Clinical trial feasibility is the process of evaluating whether a specific clinical program or trial can be successfully conducted in a given geographic region, with the goal of optimizing project completion in terms of timelines, targets, and costs. In rare diseases, feasibility planning presents unique challenges: patients are often dispersed globally, populations are small, and financial and logistical demands are high. Traditional approaches such as manual data gathering, extended site identification, and lengthy contracting can struggle to keep pace with the urgency that patients experience.

Artificial intelligence (AI)-enhanced feasibility tools are transforming the planning and execution of rare disease trials. By accelerating data collection, mapping the patient journey, and providing families with actionable insights, these tools improve trial accessibility and ensure studies are better aligned with patients’ most urgent needs.

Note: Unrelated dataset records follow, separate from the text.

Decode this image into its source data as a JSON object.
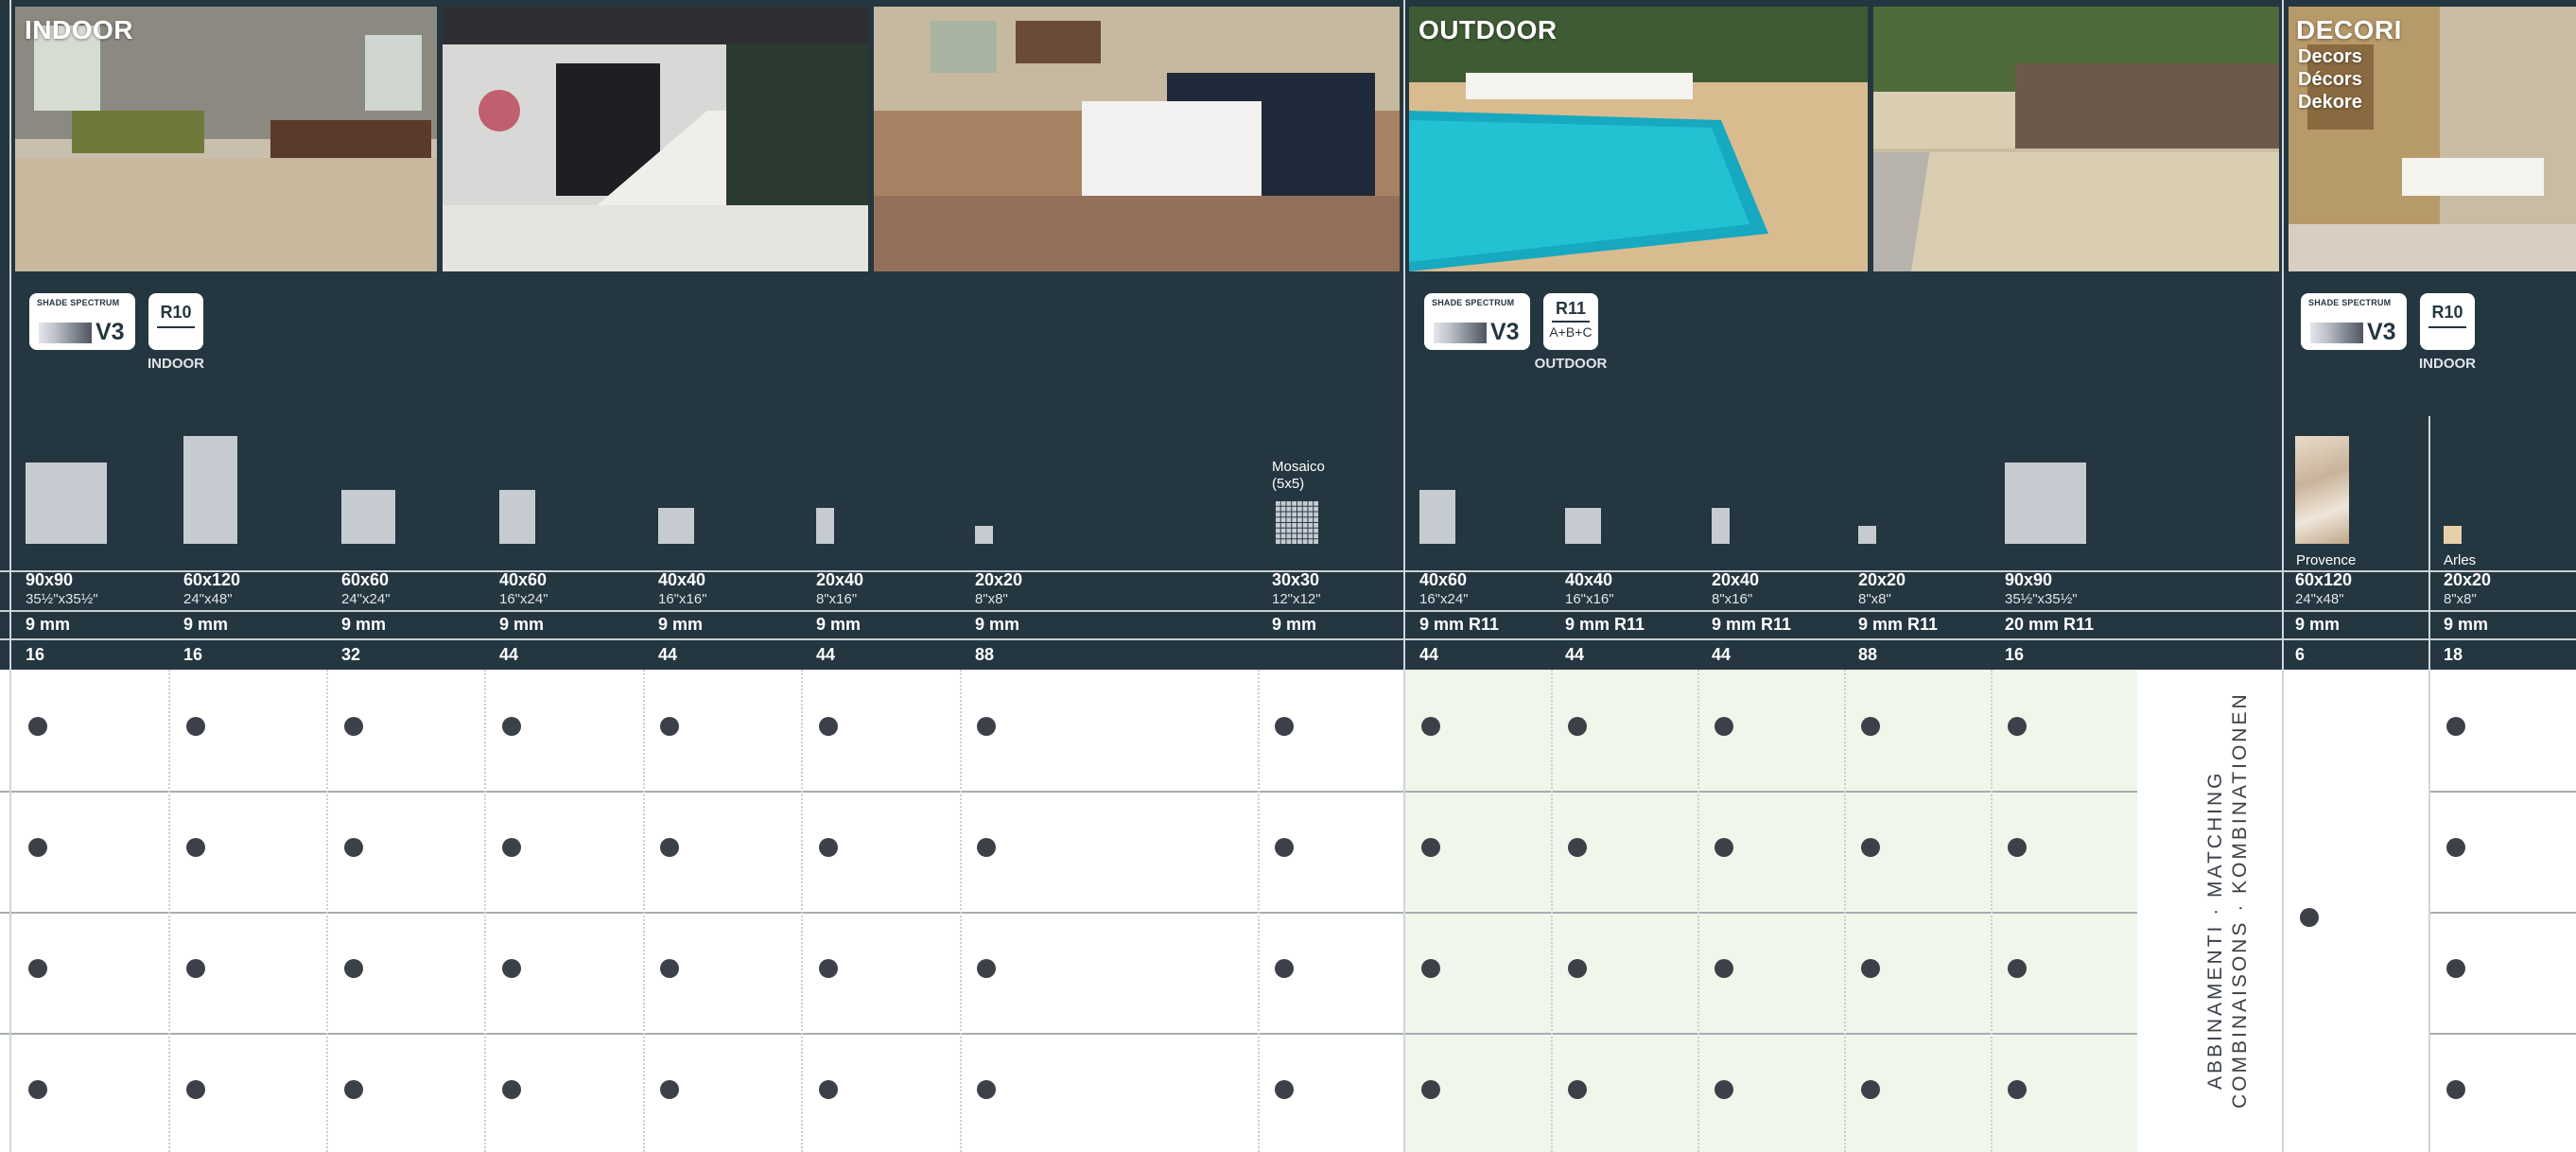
{
  "sections": {
    "indoor": "INDOOR",
    "outdoor": "OUTDOOR",
    "decori": "DECORI",
    "decori_sub": [
      "Decors",
      "Décors",
      "Dekore"
    ]
  },
  "badges": {
    "shade_spectrum": "SHADE SPECTRUM",
    "shade_value": "V3",
    "indoor_r": "R10",
    "outdoor_r": "R11",
    "outdoor_abc": "A+B+C",
    "indoor_label": "INDOOR",
    "outdoor_label": "OUTDOOR"
  },
  "mosaico": {
    "line1": "Mosaico",
    "line2": "(5x5)"
  },
  "decor_labels": [
    "Provence",
    "Arles"
  ],
  "columns": [
    {
      "size": "90x90",
      "inch": "35½\"x35½\"",
      "thick": "9 mm",
      "qty": "16",
      "rows": [
        1,
        1,
        1,
        1
      ]
    },
    {
      "size": "60x120",
      "inch": "24\"x48\"",
      "thick": "9 mm",
      "qty": "16",
      "rows": [
        1,
        1,
        1,
        1
      ]
    },
    {
      "size": "60x60",
      "inch": "24\"x24\"",
      "thick": "9 mm",
      "qty": "32",
      "rows": [
        1,
        1,
        1,
        1
      ]
    },
    {
      "size": "40x60",
      "inch": "16\"x24\"",
      "thick": "9 mm",
      "qty": "44",
      "rows": [
        1,
        1,
        1,
        1
      ]
    },
    {
      "size": "40x40",
      "inch": "16\"x16\"",
      "thick": "9 mm",
      "qty": "44",
      "rows": [
        1,
        1,
        1,
        1
      ]
    },
    {
      "size": "20x40",
      "inch": "8\"x16\"",
      "thick": "9 mm",
      "qty": "44",
      "rows": [
        1,
        1,
        1,
        1
      ]
    },
    {
      "size": "20x20",
      "inch": "8\"x8\"",
      "thick": "9 mm",
      "qty": "88",
      "rows": [
        1,
        1,
        1,
        1
      ]
    },
    {
      "size": "30x30",
      "inch": "12\"x12\"",
      "thick": "9 mm",
      "qty": "",
      "rows": [
        1,
        1,
        1,
        1
      ]
    },
    {
      "size": "40x60",
      "inch": "16\"x24\"",
      "thick": "9 mm R11",
      "qty": "44",
      "rows": [
        1,
        1,
        1,
        1
      ]
    },
    {
      "size": "40x40",
      "inch": "16\"x16\"",
      "thick": "9 mm R11",
      "qty": "44",
      "rows": [
        1,
        1,
        1,
        1
      ]
    },
    {
      "size": "20x40",
      "inch": "8\"x16\"",
      "thick": "9 mm R11",
      "qty": "44",
      "rows": [
        1,
        1,
        1,
        1
      ]
    },
    {
      "size": "20x20",
      "inch": "8\"x8\"",
      "thick": "9 mm R11",
      "qty": "88",
      "rows": [
        1,
        1,
        1,
        1
      ]
    },
    {
      "size": "90x90",
      "inch": "35½\"x35½\"",
      "thick": "20 mm R11",
      "qty": "16",
      "rows": [
        1,
        1,
        1,
        1
      ]
    },
    {
      "size": "60x120",
      "inch": "24\"x48\"",
      "thick": "9 mm",
      "qty": "6",
      "rows": [
        0,
        0,
        1,
        0
      ]
    },
    {
      "size": "20x20",
      "inch": "8\"x8\"",
      "thick": "9 mm",
      "qty": "18",
      "rows": [
        1,
        1,
        1,
        1
      ]
    }
  ],
  "matching_vertical": {
    "line1": "ABBINAMENTI  ·  MATCHING",
    "line2": "COMBINAISONS  ·  KOMBINATIONEN"
  },
  "colors": {
    "navy": "#243640",
    "tile": "#c6cbd2",
    "outdoor_bg": "#f0f6ea",
    "dot": "#3c4149",
    "arles_tile": "#e6cfa9"
  }
}
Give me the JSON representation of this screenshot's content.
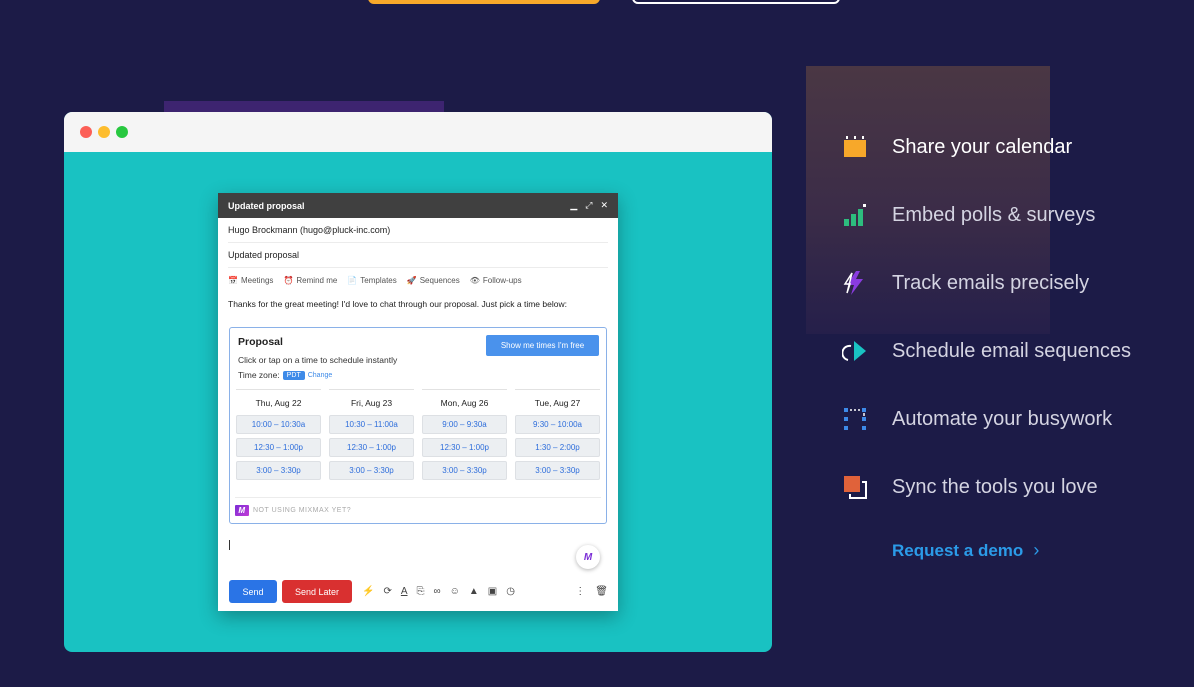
{
  "compose": {
    "title": "Updated proposal",
    "to": "Hugo Brockmann (hugo@pluck-inc.com)",
    "subject": "Updated proposal",
    "toolbar": [
      {
        "icon": "calendar-icon",
        "glyph": "📅",
        "label": "Meetings"
      },
      {
        "icon": "alarm-clock-icon",
        "glyph": "⏰",
        "label": "Remind me"
      },
      {
        "icon": "document-icon",
        "glyph": "📄",
        "label": "Templates"
      },
      {
        "icon": "rocket-icon",
        "glyph": "🚀",
        "label": "Sequences"
      },
      {
        "icon": "follow-up-icon",
        "glyph": "👁",
        "label": "Follow-ups"
      }
    ],
    "body_text": "Thanks for the great meeting! I'd love to chat through our proposal. Just pick a time below:",
    "proposal": {
      "title": "Proposal",
      "subtitle": "Click or tap on a time to schedule instantly",
      "timezone_label": "Time zone:",
      "timezone": "PDT",
      "change_label": "Change",
      "show_button": "Show me times I'm free",
      "days": [
        {
          "label": "Thu, Aug 22",
          "slots": [
            "10:00 – 10:30a",
            "12:30 – 1:00p",
            "3:00 – 3:30p"
          ]
        },
        {
          "label": "Fri, Aug 23",
          "slots": [
            "10:30 – 11:00a",
            "12:30 – 1:00p",
            "3:00 – 3:30p"
          ]
        },
        {
          "label": "Mon, Aug 26",
          "slots": [
            "9:00 – 9:30a",
            "12:30 – 1:00p",
            "3:00 – 3:30p"
          ]
        },
        {
          "label": "Tue, Aug 27",
          "slots": [
            "9:30 – 10:00a",
            "1:30 – 2:00p",
            "3:00 – 3:30p"
          ]
        }
      ],
      "footer": "NOT USING MIXMAX YET?"
    },
    "send_label": "Send",
    "send_later_label": "Send Later"
  },
  "features": [
    {
      "label": "Share your calendar",
      "icon": "calendar-icon",
      "active": true
    },
    {
      "label": "Embed polls & surveys",
      "icon": "bar-chart-icon",
      "active": false
    },
    {
      "label": "Track emails precisely",
      "icon": "lightning-icon",
      "active": false
    },
    {
      "label": "Schedule email sequences",
      "icon": "play-cycle-icon",
      "active": false
    },
    {
      "label": "Automate your busywork",
      "icon": "automation-icon",
      "active": false
    },
    {
      "label": "Sync the tools you love",
      "icon": "sync-squares-icon",
      "active": false
    }
  ],
  "demo_link": "Request a demo",
  "colors": {
    "background": "#1c1b47",
    "teal": "#19c2c2",
    "accent_orange": "#f7a82a",
    "link_blue": "#2b9be8",
    "send_blue": "#2a74e6",
    "send_later_red": "#d93030"
  }
}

Centering the patient in rare disease feasibility

In rare disease trials, the “hard-to-reach patient” is the reality. Successfully identifying and enrolling these individuals requires more than strategic site selection, it demands empathy, creativity, and a holistic understanding of patient needs. Patients rarely navigate this journey alone; families, caregivers, and advocacy communities play essential roles in supporting participation and ensuring trials succeed.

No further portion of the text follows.